Jetzt gehörte er erneut ihr.
Als es vorbei war, lagen sie wieder beieinander, enger, als vorher. Margaery genoss die Wärme, die er ausstrahlte und malte mit dem Finger Kreise auf seiner Brust. Sie fragte sich, ob sie erneut einen Sohn gezeugt hatten. Sie wünschte es sich.
„Ich liebe dich.", sagte Robb ihr. Und dieses Mal glaubte sie ihm.
„Es war der Hölle.", begann Robb leise.
„Sch... Du musst nichts sagen," flüsterte Margaery leise. Die Fackeln waren erloschen und sie lagen im Dunkeln neben nebeneinander. Sie konnte sein Gesicht nicht sehen, spürte aber, dass er lächelte.

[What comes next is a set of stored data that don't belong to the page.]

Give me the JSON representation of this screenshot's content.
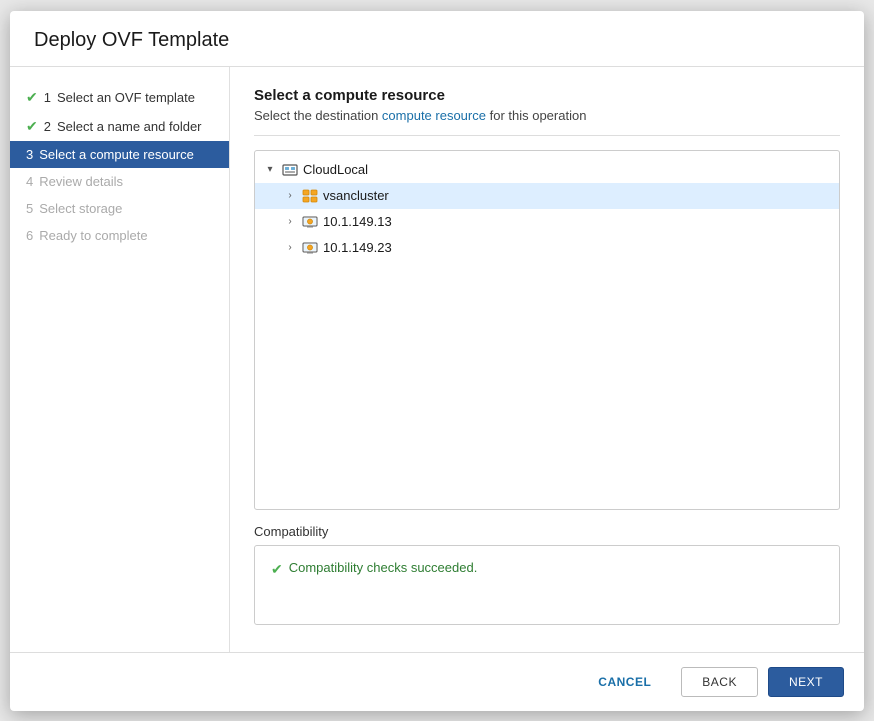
{
  "dialog": {
    "title": "Deploy OVF Template"
  },
  "sidebar": {
    "items": [
      {
        "id": "step1",
        "number": "1",
        "label": "Select an OVF template",
        "state": "completed"
      },
      {
        "id": "step2",
        "number": "2",
        "label": "Select a name and folder",
        "state": "completed"
      },
      {
        "id": "step3",
        "number": "3",
        "label": "Select a compute resource",
        "state": "active"
      },
      {
        "id": "step4",
        "number": "4",
        "label": "Review details",
        "state": "disabled"
      },
      {
        "id": "step5",
        "number": "5",
        "label": "Select storage",
        "state": "disabled"
      },
      {
        "id": "step6",
        "number": "6",
        "label": "Ready to complete",
        "state": "disabled"
      }
    ]
  },
  "main": {
    "section_title": "Select a compute resource",
    "section_subtitle": "Select the destination compute resource for this operation",
    "tree": {
      "root": {
        "label": "CloudLocal",
        "expanded": true,
        "children": [
          {
            "label": "vsancluster",
            "selected": true,
            "type": "cluster",
            "expanded": false
          },
          {
            "label": "10.1.149.13",
            "selected": false,
            "type": "host",
            "expanded": false
          },
          {
            "label": "10.1.149.23",
            "selected": false,
            "type": "host",
            "expanded": false
          }
        ]
      }
    },
    "compatibility": {
      "label": "Compatibility",
      "message": "Compatibility checks succeeded."
    }
  },
  "footer": {
    "cancel_label": "CANCEL",
    "back_label": "BACK",
    "next_label": "NEXT"
  }
}
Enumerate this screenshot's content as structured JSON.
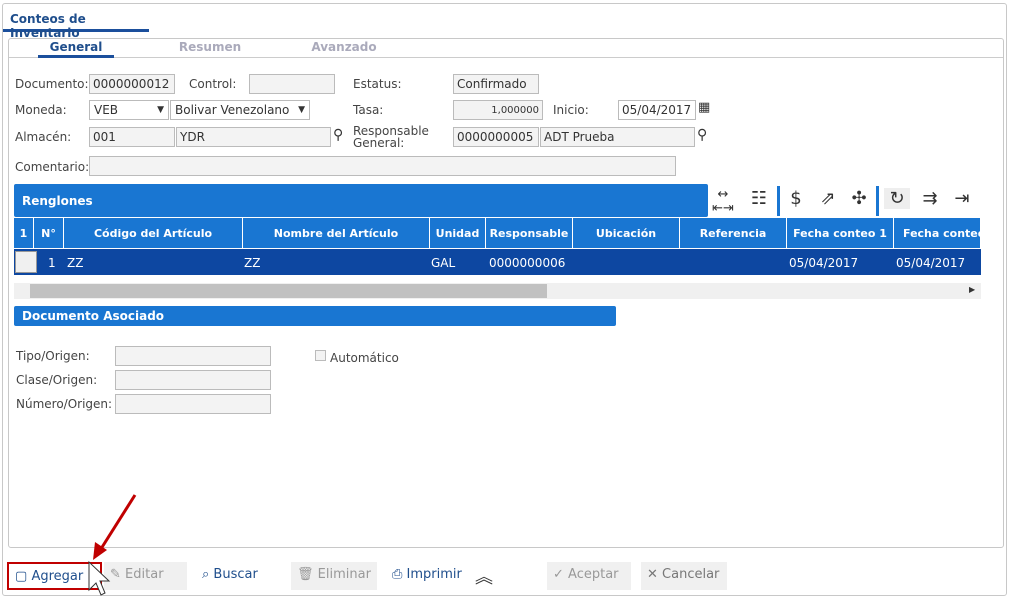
{
  "window": {
    "title": "Conteos de Inventario"
  },
  "tabs": [
    "General",
    "Resumen",
    "Avanzado"
  ],
  "form": {
    "documento_label": "Documento:",
    "documento": "0000000012",
    "control_label": "Control:",
    "control": "",
    "estatus_label": "Estatus:",
    "estatus": "Confirmado",
    "moneda_label": "Moneda:",
    "moneda": "VEB",
    "moneda_nombre": "Bolivar Venezolano",
    "tasa_label": "Tasa:",
    "tasa": "1,000000",
    "inicio_label": "Inicio:",
    "inicio": "05/04/2017",
    "almacen_label": "Almacén:",
    "almacen": "001",
    "almacen_nombre": "YDR",
    "responsable_label1": "Responsable",
    "responsable_label2": "General:",
    "responsable": "0000000005",
    "responsable_nombre": "ADT Prueba",
    "comentario_label": "Comentario:",
    "comentario": ""
  },
  "renglones": {
    "title": "Renglones",
    "columns": [
      "1",
      "N°",
      "Código del Artículo",
      "Nombre del Artículo",
      "Unidad",
      "Responsable",
      "Ubicación",
      "Referencia",
      "Fecha conteo 1",
      "Fecha conteo"
    ],
    "rows": [
      {
        "n": "1",
        "codigo": "ZZ",
        "nombre": "ZZ",
        "unidad": "GAL",
        "responsable": "0000000006",
        "ubicacion": "",
        "referencia": "",
        "fecha1": "05/04/2017",
        "fecha2": "05/04/2017"
      }
    ]
  },
  "asociado": {
    "title": "Documento Asociado",
    "tipo_label": "Tipo/Origen:",
    "clase_label": "Clase/Origen:",
    "numero_label": "Número/Origen:",
    "automatico_label": "Automático"
  },
  "toolbar": {
    "agregar": "Agregar",
    "editar": "Editar",
    "buscar": "Buscar",
    "eliminar": "Eliminar",
    "imprimir": "Imprimir",
    "aceptar": "Aceptar",
    "cancelar": "Cancelar"
  },
  "colors": {
    "accent": "#1976d2",
    "row": "#0d47a1",
    "highlight": "#c00000"
  }
}
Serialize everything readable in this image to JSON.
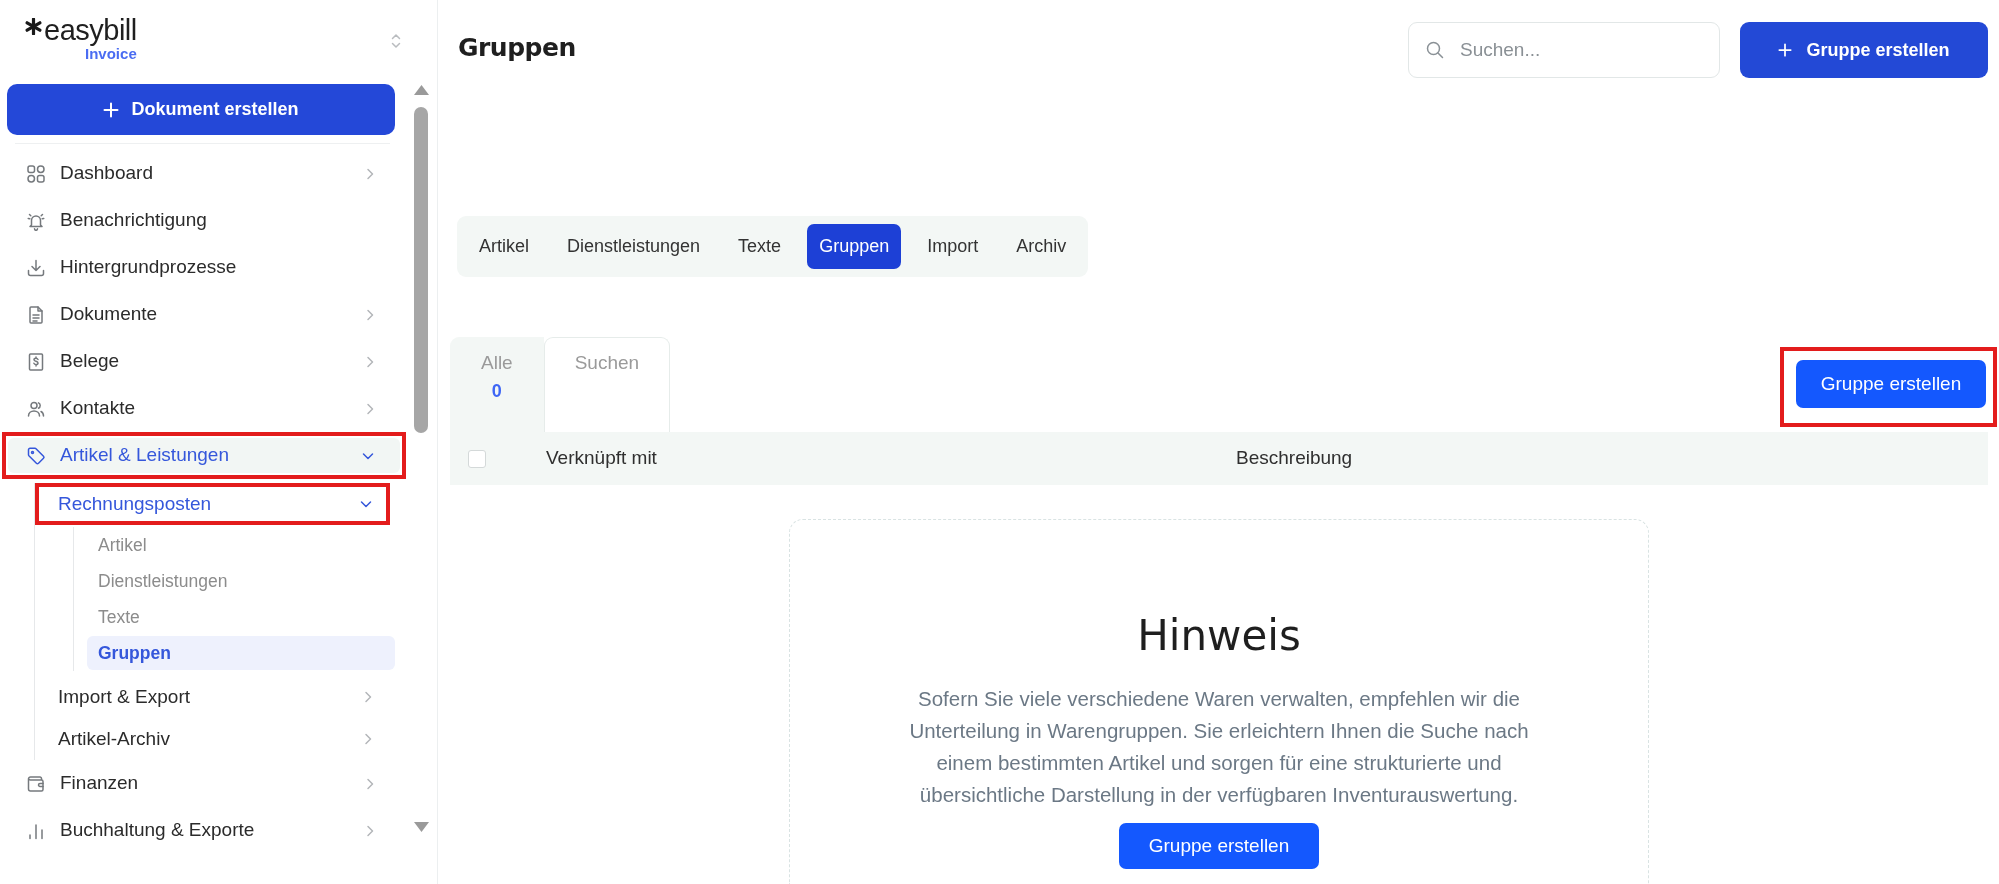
{
  "sidebar": {
    "logo": {
      "wordmark": "easybill",
      "product": "Invoice"
    },
    "create_button": {
      "label": "Dokument erstellen"
    },
    "items": [
      {
        "label": "Dashboard",
        "selected": false,
        "expanded": false,
        "highlighted": false
      },
      {
        "label": "Benachrichtigung",
        "selected": false,
        "highlighted": false
      },
      {
        "label": "Hintergrundprozesse",
        "selected": false,
        "highlighted": false
      },
      {
        "label": "Dokumente",
        "selected": false,
        "expanded": false,
        "highlighted": false
      },
      {
        "label": "Belege",
        "selected": false,
        "expanded": false,
        "highlighted": false
      },
      {
        "label": "Kontakte",
        "selected": false,
        "expanded": false,
        "highlighted": false
      },
      {
        "label": "Artikel & Leistungen",
        "selected": true,
        "expanded": true,
        "highlighted": true,
        "children": [
          {
            "label": "Rechnungsposten",
            "selected": true,
            "expanded": true,
            "highlighted": true,
            "children": [
              {
                "label": "Artikel",
                "selected": false,
                "highlighted": false
              },
              {
                "label": "Dienstleistungen",
                "selected": false,
                "highlighted": false
              },
              {
                "label": "Texte",
                "selected": false,
                "highlighted": false
              },
              {
                "label": "Gruppen",
                "selected": true,
                "highlighted": false
              }
            ]
          },
          {
            "label": "Import & Export",
            "selected": false,
            "expanded": false,
            "highlighted": false
          },
          {
            "label": "Artikel-Archiv",
            "selected": false,
            "expanded": false,
            "highlighted": false
          }
        ]
      },
      {
        "label": "Finanzen",
        "selected": false,
        "expanded": false,
        "highlighted": false
      },
      {
        "label": "Buchhaltung & Exporte",
        "selected": false,
        "expanded": false,
        "highlighted": false
      }
    ]
  },
  "header": {
    "title": "Gruppen",
    "search": {
      "placeholder": "Suchen..."
    },
    "create_button": {
      "label": "Gruppe erstellen"
    }
  },
  "tabs": [
    {
      "label": "Artikel",
      "selected": false
    },
    {
      "label": "Dienstleistungen",
      "selected": false
    },
    {
      "label": "Texte",
      "selected": false
    },
    {
      "label": "Gruppen",
      "selected": true
    },
    {
      "label": "Import",
      "selected": false
    },
    {
      "label": "Archiv",
      "selected": false
    }
  ],
  "filter_tabs": [
    {
      "label": "Alle",
      "count": "0",
      "selected": true
    },
    {
      "label": "Suchen",
      "selected": false
    }
  ],
  "toolbar_button": {
    "label": "Gruppe erstellen",
    "highlighted": true
  },
  "table": {
    "select_all": {
      "checked": false
    },
    "columns": [
      "Verknüpft mit",
      "Beschreibung"
    ]
  },
  "empty_state": {
    "title": "Hinweis",
    "text": "Sofern Sie viele verschiedene Waren verwalten, empfehlen wir die Unterteilung in Warengruppen. Sie erleichtern Ihnen die Suche nach einem bestimmten Artikel und sorgen für eine strukturierte und übersichtliche Darstellung in der verfügbaren Inventurauswertung.",
    "button": {
      "label": "Gruppe erstellen"
    }
  }
}
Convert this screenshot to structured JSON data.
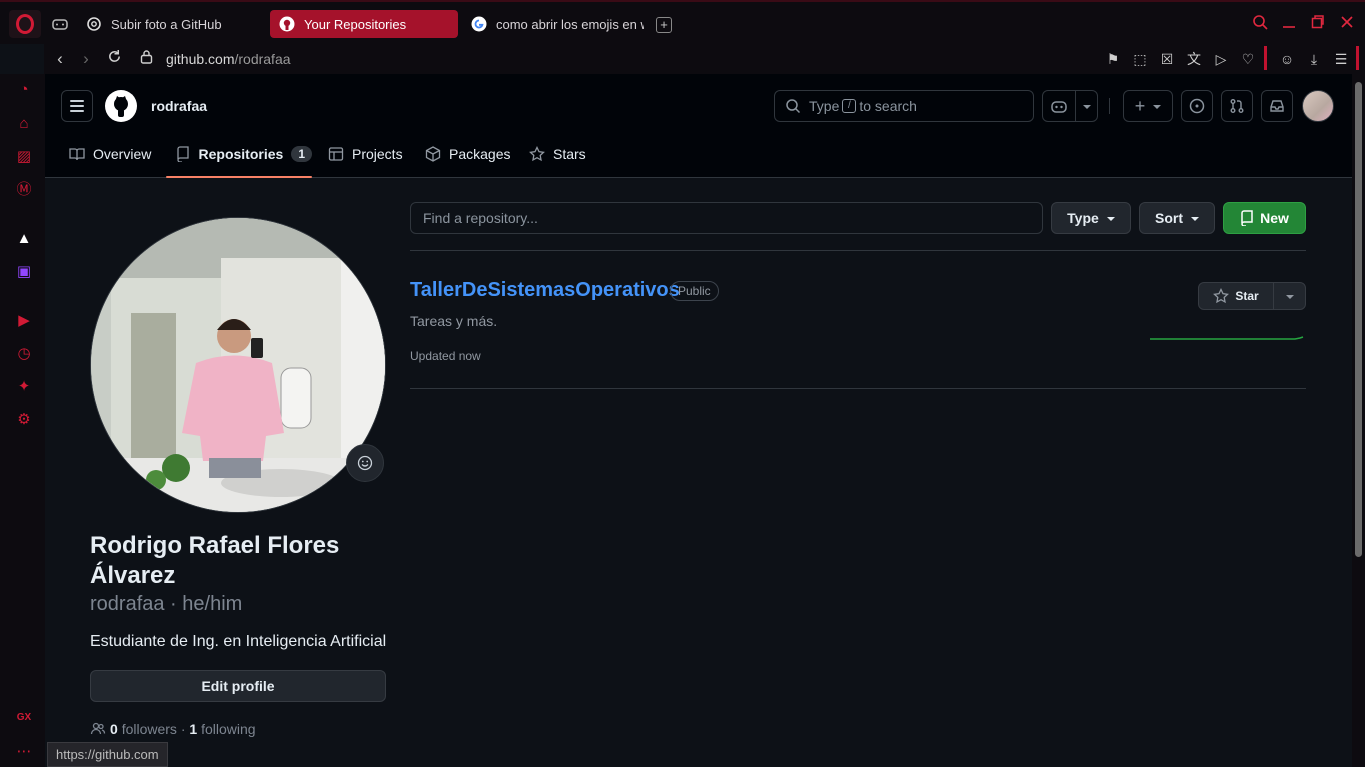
{
  "browser": {
    "tabs": [
      {
        "label": "Subir foto a GitHub",
        "icon": "chatgpt-icon"
      },
      {
        "label": "Your Repositories",
        "icon": "github-icon",
        "active": true
      },
      {
        "label": "como abrir los emojis en w",
        "icon": "google-icon"
      }
    ],
    "url_host": "github.com",
    "url_path": "/rodrafaa",
    "status_url": "https://github.com"
  },
  "header": {
    "username": "rodrafaa",
    "search_prefix": "Type",
    "search_key": "/",
    "search_suffix": "to search"
  },
  "nav": {
    "tabs": [
      {
        "label": "Overview"
      },
      {
        "label": "Repositories",
        "count": "1",
        "selected": true
      },
      {
        "label": "Projects"
      },
      {
        "label": "Packages"
      },
      {
        "label": "Stars"
      }
    ]
  },
  "profile": {
    "full_name": "Rodrigo Rafael Flores Álvarez",
    "login_line": "rodrafaa · he/him",
    "bio": "Estudiante de Ing. en Inteligencia Artificial",
    "edit_label": "Edit profile",
    "followers": "0",
    "followers_label": "followers",
    "separator": "·",
    "following": "1",
    "following_label": "following"
  },
  "repos": {
    "search_placeholder": "Find a repository...",
    "type_label": "Type",
    "sort_label": "Sort",
    "new_label": "New",
    "items": [
      {
        "name": "TallerDeSistemasOperativos",
        "visibility": "Public",
        "description": "Tareas y más.",
        "updated": "Updated now",
        "star_label": "Star"
      }
    ]
  },
  "colors": {
    "accent_red": "#d11a35",
    "link_blue": "#4493f8",
    "new_green": "#238636",
    "tab_underline": "#f78166"
  }
}
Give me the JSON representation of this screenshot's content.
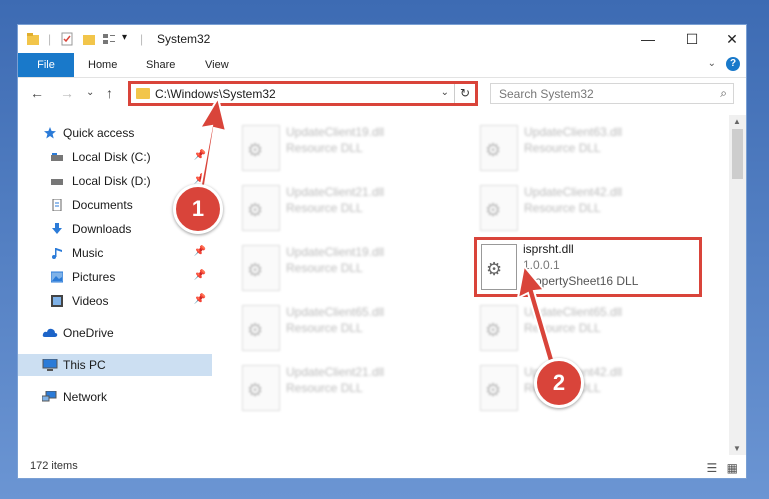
{
  "titlebar": {
    "title": "System32",
    "minimize": "—",
    "maximize": "☐",
    "close": "✕",
    "qa_dropdown": "▾"
  },
  "ribbon": {
    "tabs": [
      "File",
      "Home",
      "Share",
      "View"
    ],
    "help": "?",
    "expand": "⌄"
  },
  "address": {
    "path": "C:\\Windows\\System32",
    "dropdown": "⌄",
    "refresh": "↻"
  },
  "search": {
    "placeholder": "Search System32",
    "icon": "⌕"
  },
  "nav": {
    "back": "←",
    "forward": "→",
    "recent": "⌄",
    "up": "↑"
  },
  "sidebar": {
    "items": [
      {
        "label": "Quick access",
        "icon": "star-icon",
        "pinned": false
      },
      {
        "label": "Local Disk (C:)",
        "icon": "drive-icon",
        "pinned": true
      },
      {
        "label": "Local Disk (D:)",
        "icon": "drive-icon",
        "pinned": true
      },
      {
        "label": "Documents",
        "icon": "document-icon",
        "pinned": true
      },
      {
        "label": "Downloads",
        "icon": "download-icon",
        "pinned": true
      },
      {
        "label": "Music",
        "icon": "music-icon",
        "pinned": true
      },
      {
        "label": "Pictures",
        "icon": "picture-icon",
        "pinned": true
      },
      {
        "label": "Videos",
        "icon": "video-icon",
        "pinned": true
      },
      {
        "label": "OneDrive",
        "icon": "cloud-icon",
        "pinned": false
      },
      {
        "label": "This PC",
        "icon": "computer-icon",
        "pinned": false
      },
      {
        "label": "Network",
        "icon": "network-icon",
        "pinned": false
      }
    ]
  },
  "files": [
    {
      "name": "UpdateClient19.dll",
      "desc": "Resource DLL"
    },
    {
      "name": "UpdateClient63.dll",
      "desc": "Resource DLL"
    },
    {
      "name": "UpdateClient21.dll",
      "desc": "Resource DLL"
    },
    {
      "name": "UpdateClient42.dll",
      "desc": "Resource DLL"
    },
    {
      "name": "UpdateClient19.dll",
      "desc": "Resource DLL"
    },
    {
      "name": "isprsht.dll",
      "version": "1.0.0.1",
      "desc": "PropertySheet16 DLL"
    },
    {
      "name": "UpdateClient65.dll",
      "desc": "Resource DLL"
    },
    {
      "name": "UpdateClient65.dll",
      "desc": "Resource DLL"
    },
    {
      "name": "UpdateClient21.dll",
      "desc": "Resource DLL"
    },
    {
      "name": "UpdateClient42.dll",
      "desc": "Resource DLL"
    }
  ],
  "status": {
    "count": "172 items"
  },
  "callouts": [
    "1",
    "2"
  ],
  "colors": {
    "accent": "#1979ca",
    "highlight": "#d9443a",
    "selected": "#ccdff2"
  }
}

„Ich will es aber. Es war die Hölle. Winterfell war nur ein Vorgeschmack dessen, was wir in Harrenhal erlebt haben. Die Weißen Wanderer, sie waren schrecklicher als alles, was ich jemals gesehen habe. Wir haben ihre Armee in der Eng verbrannt, doch sie haben unsere Kameraden wieder auferstehen lassen. Ich musste Männer erschlagen, mit denen ich den ganzen Krieg zusammen gekämpft habe. Wir alle mussten das tun." Seine Stimme zitterte, doch er war immer noch bei ihr. „Und als alles vorbei war, waren so viele gefallen... Renly, Tormund, Theon. Sie alle sind gestorben. Arya hat ihre Hand verlorene, als sie einen der Weißen Wanderer getötet hat. Es sind so viel alte Familien aus dem Norden verstorben, dass ich nicht weiß, wie es weitergehen soll, wenn wir nach Winterfell zurück kehren."
„Es wird immer einen Weg geben.", sagte Margaery leise. „unsere Familie ist wieder beisammen. Rickon ist wieder bei uns. Sharin bekommt ein Kind. Unsere Familie ist wieder zusammen."
„Nein. Es fehlen noch zwei.",sagte Robb leise. „Unsere Kinder."
„Ich weiß.", sagte Margaery. „Doch sie kommen zu uns zurück. Ich verspreche es dir. Unsere Familie wird wieder zusammen sein."
Robb zog sie an sich. „Ich liebe dich.", sagte er, während der Schlaf sie übermannte.